C. R. Savage photographs of the Savage family, 1868-1938
Scope and Contents
Includes sixty photographs of members of the Savage family, mostly of portraits.
Conditions Governing Access
Open for public research.
Conditions Governing Use
It is the responsibility of the researcher to obtain any necessary copyright clearances. Permission to publish material from the C. R. Savage landscape and family photographs must be obtained from the Supervisor of Reference Services and/or the L. Tom Perry Special Collections Board of Curators.
C. R. Savage (1832-1909) was a photographer in the late 1800s and early 1900s of the American West.
Charles Roscoe Savage, born August 16, 1832, in England, became one of the foremost nineteenth-century landscape photographers of the western United States, as well as a renowned studio portrait photographer, with his studio in Salt Lake City, Utah. The idea to emigrate from England to Utah undoubtedly began shortly after his 1848 baptism and membership in the Church of Jesus Christ of Latter-day Saints (LDS).

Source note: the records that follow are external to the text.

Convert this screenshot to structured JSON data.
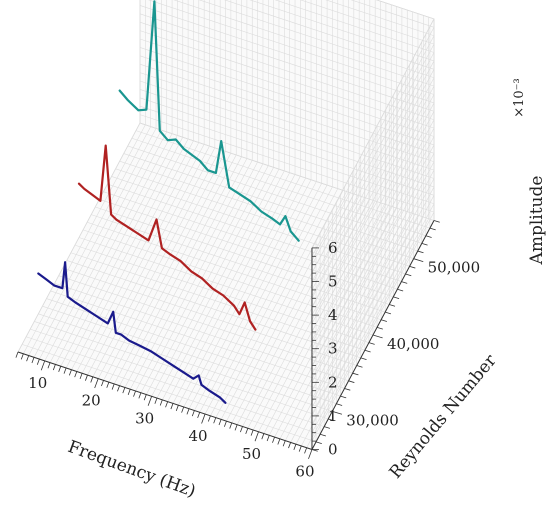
{
  "chart_data": {
    "type": "line",
    "projection": "3d-waterfall",
    "title": "",
    "xlabel": "Frequency (Hz)",
    "ylabel": "Reynolds Number",
    "zlabel": "Amplitude",
    "zlabel_multiplier": "×10⁻³",
    "xlim": [
      5,
      60
    ],
    "ylim": [
      25000,
      55000
    ],
    "zlim": [
      0,
      6
    ],
    "x_ticks": [
      "10",
      "20",
      "30",
      "40",
      "50",
      "60"
    ],
    "y_ticks": [
      "30,000",
      "40,000",
      "50,000"
    ],
    "z_ticks": [
      "0",
      "1",
      "2",
      "3",
      "4",
      "5",
      "6"
    ],
    "grid": true,
    "series": [
      {
        "reynolds": 30000,
        "color": "#1a1a8c",
        "x": [
          5,
          6.5,
          8,
          9.5,
          10,
          10.5,
          12,
          14,
          16,
          18,
          19,
          19.5,
          20.5,
          22,
          24,
          26,
          28,
          30,
          32,
          34,
          35,
          35.5,
          37,
          39,
          40
        ],
        "y": [
          1.2,
          1.1,
          1.0,
          1.0,
          1.8,
          0.8,
          0.7,
          0.6,
          0.5,
          0.4,
          0.8,
          0.2,
          0.2,
          0.1,
          0.05,
          0.0,
          -0.1,
          -0.2,
          -0.3,
          -0.4,
          -0.25,
          -0.5,
          -0.6,
          -0.7,
          -0.8
        ]
      },
      {
        "reynolds": 40000,
        "color": "#b02222",
        "x": [
          5,
          6,
          7.5,
          9,
          10,
          11,
          12,
          14,
          16,
          18,
          19.5,
          20.5,
          22,
          24,
          26,
          28,
          30,
          32,
          34,
          35,
          36,
          37,
          38
        ],
        "y": [
          1.6,
          1.5,
          1.4,
          1.3,
          3.0,
          1.0,
          0.9,
          0.8,
          0.7,
          0.6,
          1.3,
          0.5,
          0.4,
          0.3,
          0.1,
          0.0,
          -0.2,
          -0.3,
          -0.5,
          -0.7,
          -0.3,
          -0.8,
          -1.0
        ]
      },
      {
        "reynolds": 50000,
        "color": "#1a9690",
        "x": [
          5,
          6.5,
          8.5,
          10,
          11.5,
          12.5,
          14,
          15.5,
          17,
          18.5,
          20,
          21.5,
          23,
          24,
          25.5,
          27.5,
          29.5,
          31.5,
          33.5,
          35,
          36,
          37,
          38.5
        ],
        "y": [
          2.1,
          1.9,
          1.7,
          1.8,
          5.1,
          1.3,
          1.1,
          1.2,
          1.0,
          0.9,
          0.8,
          0.6,
          0.6,
          1.6,
          0.3,
          0.2,
          0.1,
          -0.1,
          -0.2,
          -0.3,
          0.0,
          -0.4,
          -0.6
        ]
      }
    ]
  }
}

Savage's immigration in 1856 to New York marked the beginning of his known interest in establishing a photography business. On assignment from the LDS Church he traveled to Florence, Nebraska. His family subsequently joined him in 1860 and Savage established a primitive studio in Council Bluffs, Nebraska. Finally, the family made their way across the country arriving in Salt Lake City on August 29, 1860. The next day he made business arrangements with Marsena Cannon, a daguerreotype photographer and owner of a studio on East Temple. In 1862, with Cannon's departure to St. George, Utah, Savage formed a partnership with George Martin Ottinger. Savage & Ottinger legally dissolved their firm in 1870, and that same year Savage formed the Pioneer Art Gallery, and in 1875, needing more space, he replaced it with the Art Bazaar.
On June 26, 1883, his Art Bazaar burned to the ground, with all of his negatives. After his death on February 3, 1909, another fire in 1911 destroyed all of the negatives from the last twenty-five years of his career. Although his sons continued to operate the business, the Art Bazaar closed its doors permanently on December 31, 1926.